Low Residue Diet

What Is It?

A low residue (or low fiber) diet is what doctors might advise you to take up if you have inflammatory bowel problems. Examples of such diseases include Chron’s disease, diverticulitis, and colitis. New evidence is running counter to the belief that this kind of dieting is safe or beneficial, however. Limiting fiber intake or bowel movements might not be as safe or beneficial as doctors have made them out to be.

How Does It Work?

Insoluble fibers and other meals that are difficult to break down are almost completely cut out of the diet. Fiber cannot be fully digested, so it’s strictly limited. The idea is to decrease the number and volumes of stools you make each day to eliminate the harsh symptoms of inflammatory bowel diseases like bloating, gas, and diarrhea. Although it is similar to a low-fiber diet, it has additional restrictions against foods that stimulate bowel activity. Its aim it is to reduce the amount and frequency of stools.

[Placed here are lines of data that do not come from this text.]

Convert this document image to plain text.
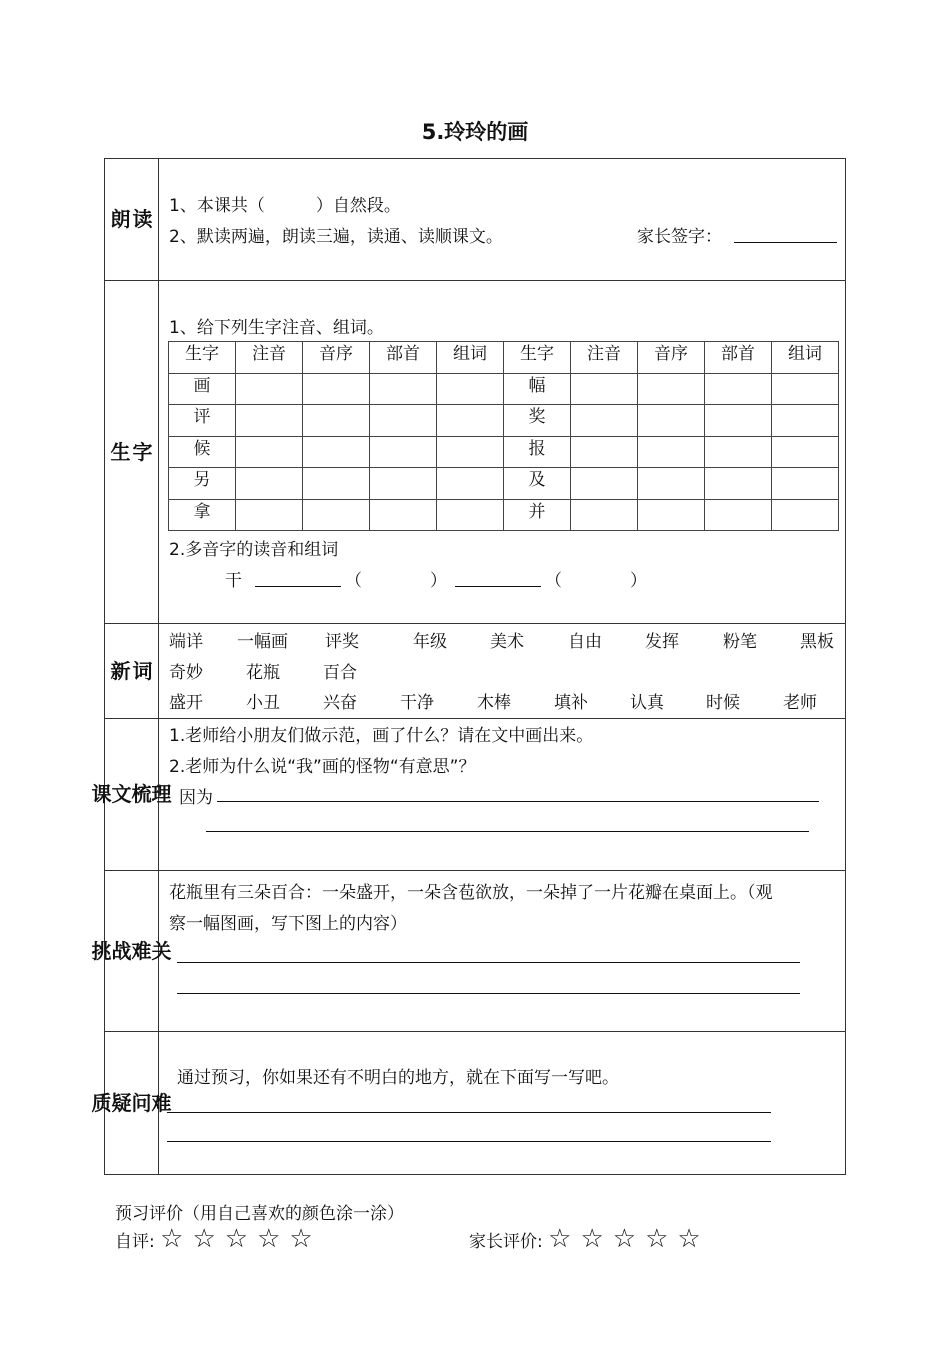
5.玲玲的画
朗 读
1、本课共（　　　）自然段。
2、默读两遍，朗读三遍，读通、读顺课文。	家长签字：
生 字
1、给下列生字注音、组词。
生字	注音	音序	部首	组词	生字	注音	音序	部首	组词
画					幅				
评					奖				
候					报				
另					及				
拿					并				
2.多音字的读音和组词
干	（　　　　）	（　　　　）
新 词
端详 一幅画 评奖	年级	美术	自由	发挥	粉笔	黑板
奇妙	花瓶	百合
盛开	小丑	兴奋	干净	木棒	填补 认真 时候	老师
课 文 梳 理
1.老师给小朋友们做示范，画了什么？请在文中画出来。
2.老师为什么说“我”画的怪物“有意思”？
因为
挑 战 难 关
花瓶里有三朵百合：一朵盛开，一朵含苞欲放，一朵掉了一片花瓣在桌面上。（观
察一幅图画，写下图上的内容）
质 疑 问 难
通过预习，你如果还有不明白的地方，就在下面写一写吧。
预习评价（用自己喜欢的颜色涂一涂）
自评: ☆ ☆ ☆ ☆ ☆	家长评价: ☆ ☆ ☆ ☆ ☆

What Kind Of Foods Are Restricted?

There are several kinds of foods put on the restricted list – raw vegetables, fruits, beans, and a whole litany of other foods that are very common in the standard American diet. The idea is to stop the volume and frequency of stools so certain bulky, insoluble foods are restricted. Other common foods that are limited include millet and other grains, strong cheeses, popcorn, nuts and seeds, and tough meat. For a complete listing see http://www.webmd.com/ibd-crohns-disease/low-residue-diet-foods?page=2

What Foods Are Allowed?

The kinds of foods allowed generally include white bread and other refined grains and pastas, tender meat, fish, and eggs, and milk and yogurt. For some sample recipes and menus, check out our low residue diet menu.

Is It Safe?

It has been a well-established myth that this type of diet was highly beneficial for certain conditions. A thorough review of the evidence, however, from 2011 by the Mayo Clinic found that there was no evidence that low residue diets were any better at treating diverticular conditions and that high-fiber diets actually helped prevent the diseases. A systematic review in 2012 found that a high-fiber diet was helpful in treating symptoms of these disease types.

It’s amazing how often doctors continue to rehash the same bad dietary advice that has been debunked long ago as being potentially dangerous. Let’s take a look at some of the reasons why they’re so dangerous.

The idea behind this diet is that low fiber foods are easier to break down. White breads, cereals, and meats are not easy to digest at all though. They are difficult for your body to break down. They also create a ton of acid waste in the body that can inflame those intestines even more.

  • The primary purpose of a low residue diet is to decrease the frequency and volume of stools. That means that you’re going to have fewer, smaller stools. That is just a form of constipation, in reality. That means that you’re going to have lots of waste and bacteria spreading in your gut. That can’t be too good for those inflamed intestines you have.
  • Refined carbs feed a lot of harmful, bad bacteria in your gut. This can cause a serious bacterial overgrowth, and it can even hurt your ability to maximize nutrient absorption.